I am having a little trouble with my sign here - this is the problem:
A bubble gum company can sell packs of gum for $1.19 each, so the revenue can be calculated using the formula R = 1.19x. The company's total cost consists of a fixed overhead of $11,000 plus 15 cents per pack of gum, so the total cost can be calculated using the formula C = 0.15x + 11000.
1. Write the algebraic inequality needed to indicate that the cost is less than the revenue.
So I wrote
0.15x + 11000 < 1.19x
since C < R and C is .15x + 11000 and R is 1.19x
2. Solve the inequality from the last question and explain what it means.
When I solve I get:
.15x + 11000 < 1.19x
Subtract .15x from both sides to get: 11000 < 1.04x
Divide both sides by 1.04 to get 10576.92 < x
I haven't changed the sign around, but I'm not sure how this relates to cost being less than revenue or really what this even means!

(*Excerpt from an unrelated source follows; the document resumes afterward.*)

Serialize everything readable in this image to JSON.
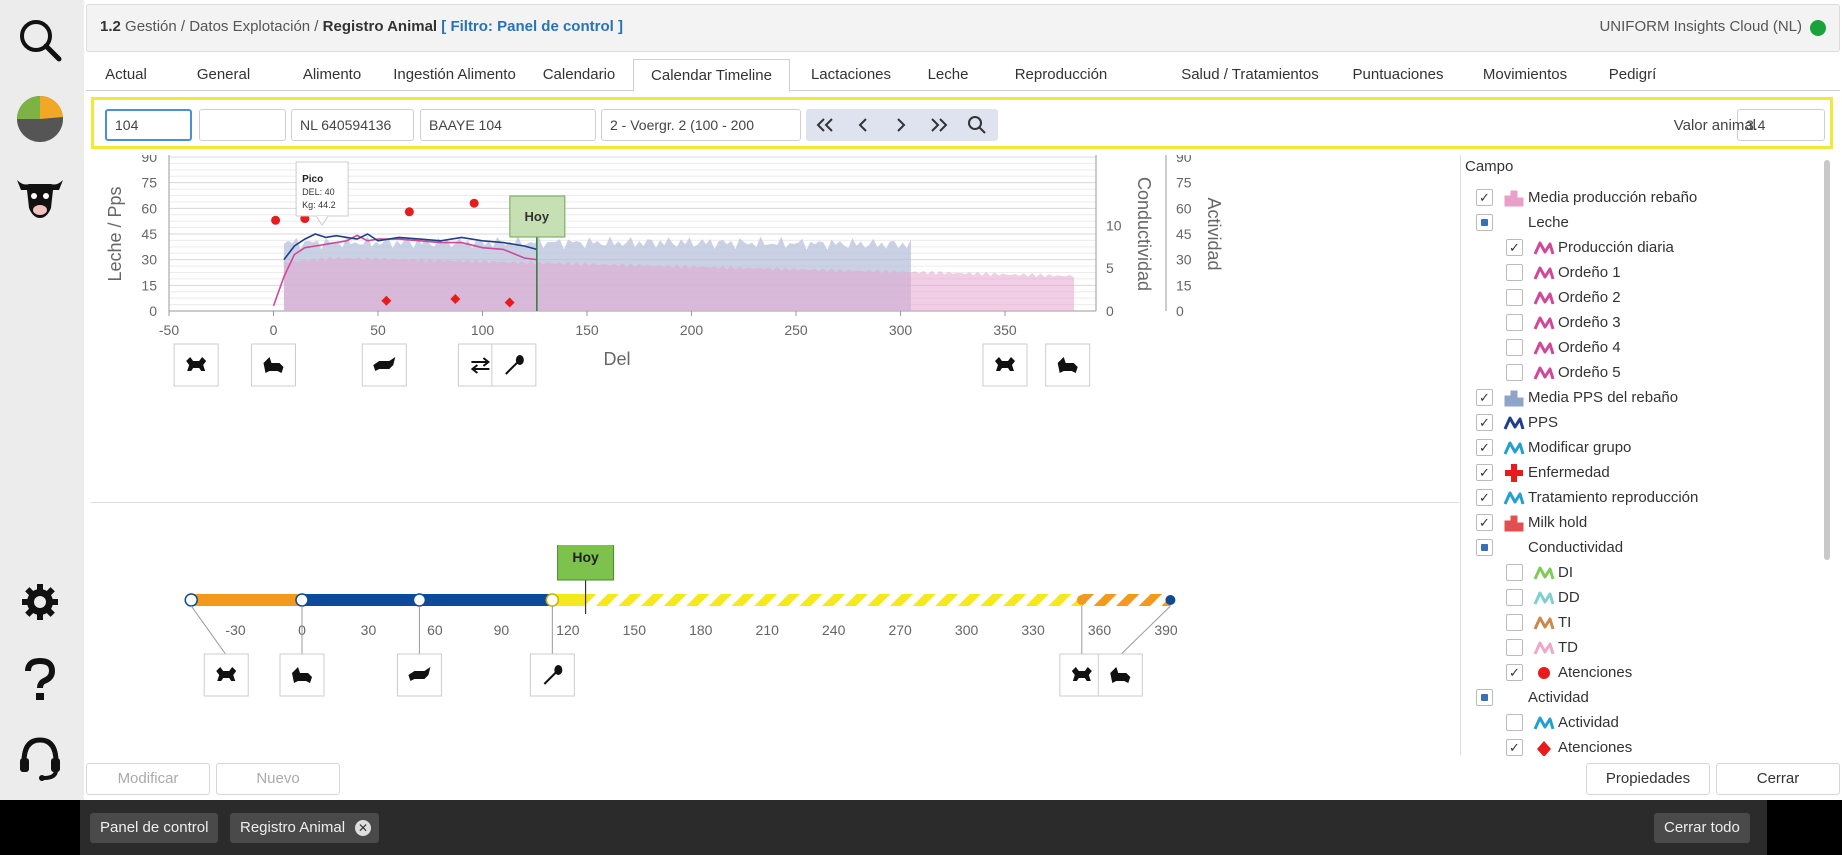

your answer is correct. You could write it as
x > 10576.92
but it means exactly the same thing.
You need to go back and see what x represents. It is the number of packs of gum. You started out with C(x) < R(X). That is, the cost is less than the revenue. So, as long as you sell more than 10576 packs of gum, you'll make a profit. It takes a lot of sales to overcome that $11000 up-front cost.